Ещё через семь лет, когда опальный Никон по пути в северную ссылку вместе с конвоем ночевал в Рождествене, отец-настоятель Афиноген не вышел к нему и отказал в трапезе.
В сверхсекретной лаборатории ТР (Tempi Passati, что по-латыни значит прошлое) службы МИ-7, числящейся по Министерству иностранных дел, царил «рабочий психоз» – ожидался визит нового премьер-министра, а сегодня прибыл его помощник, сэр Джон Макинтош. У мониторов с деловым видом сидели все, включая историков-аналитиков, ни бельмеса в технике не смыслящих. Никто не пил чай, никто не валялся на кушетках, почитывая исторические хроники; было решено, что нежелательны даже обычные в это время дня словесные баталии в курительной комнате. Вопрос шёл о финансировании на следующий год, а переизбыток штатских лиц, бродящих с застывшим вопросом в глазах или спорящих, как трактовать то или иное событие, мог произвести на высокопоставленного чиновника в корне неверное впечатление.
Один из штатских – отец Мелехций, мужчина такой громадной учёности, что с ним не рисковал спорить даже директор лаборатории, – устроился незаметно в уголке зала заседаний и сквозь смеженные веки с любопытством наблюдал за происходящим. Он был «в деле» с самого начала и прожил уже слишком много жизней, чтобы суетиться по пустякам. Познав все изгибы и извивы человеческого поведения, теперь он – не говоря об этом, правда, никому – изучал проявления человеческой глупости.
Представителя премьера, поскольку в лаборатории он уже бывал, сразу пригласили в зал. Здесь директор лаборатории доктор Глостер, прежде чем приступать к докладам, улыбаясь по-домашнему, предложил гостю лёгкие напитки и закуски. Джон Макинтош, изображая деловитость, отказался, но одна его рука быстро подхватила с тарелки крекер, а вторая – рюмочку; затем он увлёк к окну заместителя директора Сэмюэля Бронсона. Отец Мелехций, продолжая сидеть с полузакрытыми глазами, прислушался.

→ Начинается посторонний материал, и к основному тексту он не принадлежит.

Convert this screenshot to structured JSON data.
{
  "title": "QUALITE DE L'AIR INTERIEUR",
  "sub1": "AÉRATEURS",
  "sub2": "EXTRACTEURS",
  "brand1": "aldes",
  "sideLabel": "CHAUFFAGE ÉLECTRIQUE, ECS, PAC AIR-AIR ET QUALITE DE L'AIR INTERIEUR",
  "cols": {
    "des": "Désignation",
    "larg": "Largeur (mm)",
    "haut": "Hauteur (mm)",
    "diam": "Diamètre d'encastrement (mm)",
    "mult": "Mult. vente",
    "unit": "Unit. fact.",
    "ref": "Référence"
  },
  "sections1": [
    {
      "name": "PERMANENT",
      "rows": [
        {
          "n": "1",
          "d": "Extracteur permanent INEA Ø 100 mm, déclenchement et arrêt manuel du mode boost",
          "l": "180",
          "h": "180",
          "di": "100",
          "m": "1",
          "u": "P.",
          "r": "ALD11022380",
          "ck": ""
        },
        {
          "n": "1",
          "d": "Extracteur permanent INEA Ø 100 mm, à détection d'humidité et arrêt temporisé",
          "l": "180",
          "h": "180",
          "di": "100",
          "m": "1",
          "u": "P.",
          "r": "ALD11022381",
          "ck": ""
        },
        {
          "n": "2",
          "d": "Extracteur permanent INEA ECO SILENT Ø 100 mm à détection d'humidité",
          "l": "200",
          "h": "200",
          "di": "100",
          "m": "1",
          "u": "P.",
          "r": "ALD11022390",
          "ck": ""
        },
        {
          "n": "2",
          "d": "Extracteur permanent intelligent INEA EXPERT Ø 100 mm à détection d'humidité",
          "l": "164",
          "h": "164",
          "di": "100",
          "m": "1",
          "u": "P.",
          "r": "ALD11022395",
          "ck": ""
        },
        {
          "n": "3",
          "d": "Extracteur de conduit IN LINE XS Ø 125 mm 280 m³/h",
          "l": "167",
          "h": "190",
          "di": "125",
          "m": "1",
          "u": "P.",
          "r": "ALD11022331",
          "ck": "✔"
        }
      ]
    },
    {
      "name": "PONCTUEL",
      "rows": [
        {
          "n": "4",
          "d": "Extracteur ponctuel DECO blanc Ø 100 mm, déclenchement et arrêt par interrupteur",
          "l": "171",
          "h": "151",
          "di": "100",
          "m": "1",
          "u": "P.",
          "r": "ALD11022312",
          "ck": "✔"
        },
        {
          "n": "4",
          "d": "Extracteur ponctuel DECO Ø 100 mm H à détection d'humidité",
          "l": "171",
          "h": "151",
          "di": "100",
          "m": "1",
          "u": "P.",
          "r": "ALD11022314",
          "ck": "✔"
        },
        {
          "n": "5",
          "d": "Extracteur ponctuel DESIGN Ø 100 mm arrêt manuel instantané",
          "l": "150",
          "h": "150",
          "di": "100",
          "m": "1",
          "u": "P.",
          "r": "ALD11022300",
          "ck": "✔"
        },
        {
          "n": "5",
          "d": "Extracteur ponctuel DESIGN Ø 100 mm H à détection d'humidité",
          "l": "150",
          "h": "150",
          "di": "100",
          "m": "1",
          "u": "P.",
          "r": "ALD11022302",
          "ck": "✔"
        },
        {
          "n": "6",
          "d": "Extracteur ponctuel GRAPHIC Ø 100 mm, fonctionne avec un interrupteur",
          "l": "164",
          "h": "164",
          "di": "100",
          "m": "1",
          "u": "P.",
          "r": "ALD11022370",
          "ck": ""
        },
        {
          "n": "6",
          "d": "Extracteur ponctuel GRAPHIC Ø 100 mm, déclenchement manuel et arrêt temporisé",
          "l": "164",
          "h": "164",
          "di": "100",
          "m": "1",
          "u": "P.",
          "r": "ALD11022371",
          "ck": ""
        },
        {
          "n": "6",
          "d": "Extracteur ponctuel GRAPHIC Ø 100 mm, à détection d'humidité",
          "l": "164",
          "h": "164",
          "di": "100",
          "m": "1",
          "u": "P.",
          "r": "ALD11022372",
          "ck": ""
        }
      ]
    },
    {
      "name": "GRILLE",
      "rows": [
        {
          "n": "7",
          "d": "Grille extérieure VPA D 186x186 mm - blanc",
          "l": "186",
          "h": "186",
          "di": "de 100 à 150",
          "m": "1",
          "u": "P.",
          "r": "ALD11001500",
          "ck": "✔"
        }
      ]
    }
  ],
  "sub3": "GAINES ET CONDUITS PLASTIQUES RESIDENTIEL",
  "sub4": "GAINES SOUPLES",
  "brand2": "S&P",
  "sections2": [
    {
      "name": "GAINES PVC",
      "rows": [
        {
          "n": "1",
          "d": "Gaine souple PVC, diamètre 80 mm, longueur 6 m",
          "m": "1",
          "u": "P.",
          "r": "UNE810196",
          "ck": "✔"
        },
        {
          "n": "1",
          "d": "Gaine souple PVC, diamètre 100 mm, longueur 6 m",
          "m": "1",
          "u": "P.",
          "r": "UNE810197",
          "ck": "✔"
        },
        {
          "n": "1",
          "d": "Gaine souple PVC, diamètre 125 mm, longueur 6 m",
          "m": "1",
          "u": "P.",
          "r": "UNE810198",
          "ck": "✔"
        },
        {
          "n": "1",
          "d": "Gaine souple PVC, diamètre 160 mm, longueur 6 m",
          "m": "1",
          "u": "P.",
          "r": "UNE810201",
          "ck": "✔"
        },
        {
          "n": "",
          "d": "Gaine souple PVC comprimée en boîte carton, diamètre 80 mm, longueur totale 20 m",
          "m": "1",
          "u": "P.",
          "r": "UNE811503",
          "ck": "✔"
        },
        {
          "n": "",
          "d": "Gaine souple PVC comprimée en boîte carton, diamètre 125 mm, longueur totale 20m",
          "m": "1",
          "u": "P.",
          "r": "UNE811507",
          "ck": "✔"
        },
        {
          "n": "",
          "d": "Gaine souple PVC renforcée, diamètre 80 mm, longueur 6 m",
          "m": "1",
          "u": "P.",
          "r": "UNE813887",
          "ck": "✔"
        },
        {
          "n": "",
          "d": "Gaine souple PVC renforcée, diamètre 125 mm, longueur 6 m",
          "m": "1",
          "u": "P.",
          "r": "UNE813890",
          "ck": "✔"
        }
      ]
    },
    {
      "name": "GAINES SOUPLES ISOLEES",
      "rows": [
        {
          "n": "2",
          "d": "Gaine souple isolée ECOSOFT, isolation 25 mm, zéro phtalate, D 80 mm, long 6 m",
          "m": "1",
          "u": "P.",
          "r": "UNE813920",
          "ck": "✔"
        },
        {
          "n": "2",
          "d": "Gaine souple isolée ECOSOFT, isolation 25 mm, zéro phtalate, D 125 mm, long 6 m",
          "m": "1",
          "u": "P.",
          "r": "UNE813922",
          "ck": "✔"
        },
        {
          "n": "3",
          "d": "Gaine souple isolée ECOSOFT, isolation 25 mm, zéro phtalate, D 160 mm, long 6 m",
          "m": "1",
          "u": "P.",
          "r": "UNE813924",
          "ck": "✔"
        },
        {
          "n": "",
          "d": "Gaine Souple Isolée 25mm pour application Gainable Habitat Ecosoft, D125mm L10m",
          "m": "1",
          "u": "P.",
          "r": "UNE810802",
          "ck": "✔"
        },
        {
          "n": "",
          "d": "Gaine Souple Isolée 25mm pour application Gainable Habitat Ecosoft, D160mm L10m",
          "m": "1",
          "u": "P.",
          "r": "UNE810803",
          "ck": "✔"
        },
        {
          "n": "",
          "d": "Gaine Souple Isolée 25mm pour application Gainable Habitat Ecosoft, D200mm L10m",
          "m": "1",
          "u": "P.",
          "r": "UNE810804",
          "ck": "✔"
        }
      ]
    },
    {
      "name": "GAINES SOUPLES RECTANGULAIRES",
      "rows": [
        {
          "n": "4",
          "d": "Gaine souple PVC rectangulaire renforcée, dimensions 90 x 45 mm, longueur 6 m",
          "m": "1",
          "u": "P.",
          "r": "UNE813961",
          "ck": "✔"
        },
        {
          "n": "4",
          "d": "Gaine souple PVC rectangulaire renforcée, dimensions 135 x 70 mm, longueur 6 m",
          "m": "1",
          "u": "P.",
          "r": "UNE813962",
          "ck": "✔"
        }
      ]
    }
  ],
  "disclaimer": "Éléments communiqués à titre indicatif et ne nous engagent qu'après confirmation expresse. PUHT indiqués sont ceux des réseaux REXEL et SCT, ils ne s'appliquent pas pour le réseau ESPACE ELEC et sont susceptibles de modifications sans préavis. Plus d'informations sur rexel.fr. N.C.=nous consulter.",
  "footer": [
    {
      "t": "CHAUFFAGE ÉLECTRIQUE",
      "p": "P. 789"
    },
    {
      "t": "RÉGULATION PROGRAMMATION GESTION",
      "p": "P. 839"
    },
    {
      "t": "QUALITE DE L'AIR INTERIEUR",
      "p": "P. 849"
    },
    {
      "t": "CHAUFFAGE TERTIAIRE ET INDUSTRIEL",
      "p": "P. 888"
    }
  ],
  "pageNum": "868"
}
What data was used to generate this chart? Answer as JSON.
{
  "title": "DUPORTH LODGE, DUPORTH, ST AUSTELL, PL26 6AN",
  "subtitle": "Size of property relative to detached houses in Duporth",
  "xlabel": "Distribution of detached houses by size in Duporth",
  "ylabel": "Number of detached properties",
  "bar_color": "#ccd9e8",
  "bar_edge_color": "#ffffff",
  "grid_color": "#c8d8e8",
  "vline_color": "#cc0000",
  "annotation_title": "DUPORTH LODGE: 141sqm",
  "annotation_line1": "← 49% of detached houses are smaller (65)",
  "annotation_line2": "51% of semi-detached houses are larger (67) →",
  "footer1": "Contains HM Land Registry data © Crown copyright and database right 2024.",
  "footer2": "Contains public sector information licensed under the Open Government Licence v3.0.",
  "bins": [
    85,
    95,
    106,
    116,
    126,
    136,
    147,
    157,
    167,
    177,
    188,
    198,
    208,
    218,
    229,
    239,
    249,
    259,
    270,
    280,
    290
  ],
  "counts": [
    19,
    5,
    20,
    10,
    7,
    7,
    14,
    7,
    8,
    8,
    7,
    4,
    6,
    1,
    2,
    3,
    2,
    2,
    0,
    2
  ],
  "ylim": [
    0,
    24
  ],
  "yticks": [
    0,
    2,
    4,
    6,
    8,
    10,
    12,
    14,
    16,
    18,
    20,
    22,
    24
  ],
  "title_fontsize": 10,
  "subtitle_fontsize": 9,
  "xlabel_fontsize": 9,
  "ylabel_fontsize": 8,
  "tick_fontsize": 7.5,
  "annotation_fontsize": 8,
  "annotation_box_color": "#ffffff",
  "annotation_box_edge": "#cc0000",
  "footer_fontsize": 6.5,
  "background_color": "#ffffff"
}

Макинтош и Бронсон были старинными, ещё школьными, приятелями; оба после школы учились тут же, в Оксфорде, и держались друг с другом запросто.
– Что у вас происходит, Сэм? – спросил сэр Джон.
– У тебя есть вся информация, Джон.
– Прекрати эту официальщину, дружище. Мне её тут и без тебя напихают. Ты знаешь, я занимаюсь очень многими делами, более злободневными, чем эта авантюрная лаборатория. Сейчас я говорю о том умершем, вашем специалисте по России.
– Все когда-нибудь умирают, – уклончиво ответил Сэм. – Старина Биркетт врезал дуба на работе. Не такой уж редкий случай в наши тяжёлые времена.
– В прошлом году были ещё двое, ты не забыл?
– Джон, я – замдиректора по технике, а эти случаи не связаны с техникой. Спрашивай наших историков. Мы обсуждали и решили, что причина – в тех событиях, в которые они попадали в прошлом.
– Если они попадали в прошлое, Сэм. Если.
– Ты сомневаешься?
– Я во всём должен сомневаться, у меня работа такая.
Они уселись за стол и переглядывались, недовольные друг другом, в то время как доктор Глостер вещал:
– …снимает реплику человека, которая есть волновая функция каждой частицы тела оператора, или тайдера. [5] Излучение нужной частоты создаёт в прошлом физический объём, то, что мы называем фантомом: тайдер остаётся в нашем настоящем, не претерпевая физических изменений, а фантом независимо живёт в зафиксированном прошлом.
Отец Мелехций едва заметно улыбнулся. Уж он-то знал, какова степень этой независимости. Попадая в прошлое, он действительно был абсолютно независим и от доктора Глостера, и от премьер-министра, и вообще от чего-либо в этом мире. Но не от себя самого. Между ним, живущим там, и им же, лежащим на кушетке тут, будто протянута струна. Одно неловкое движение – порвал её, и тут тебя больше нет. Интересно, что не все это чувствуют. Полковник Хакет, например, не чувствует; он абсолютно лишён страха, как и иных каких-либо комплексов.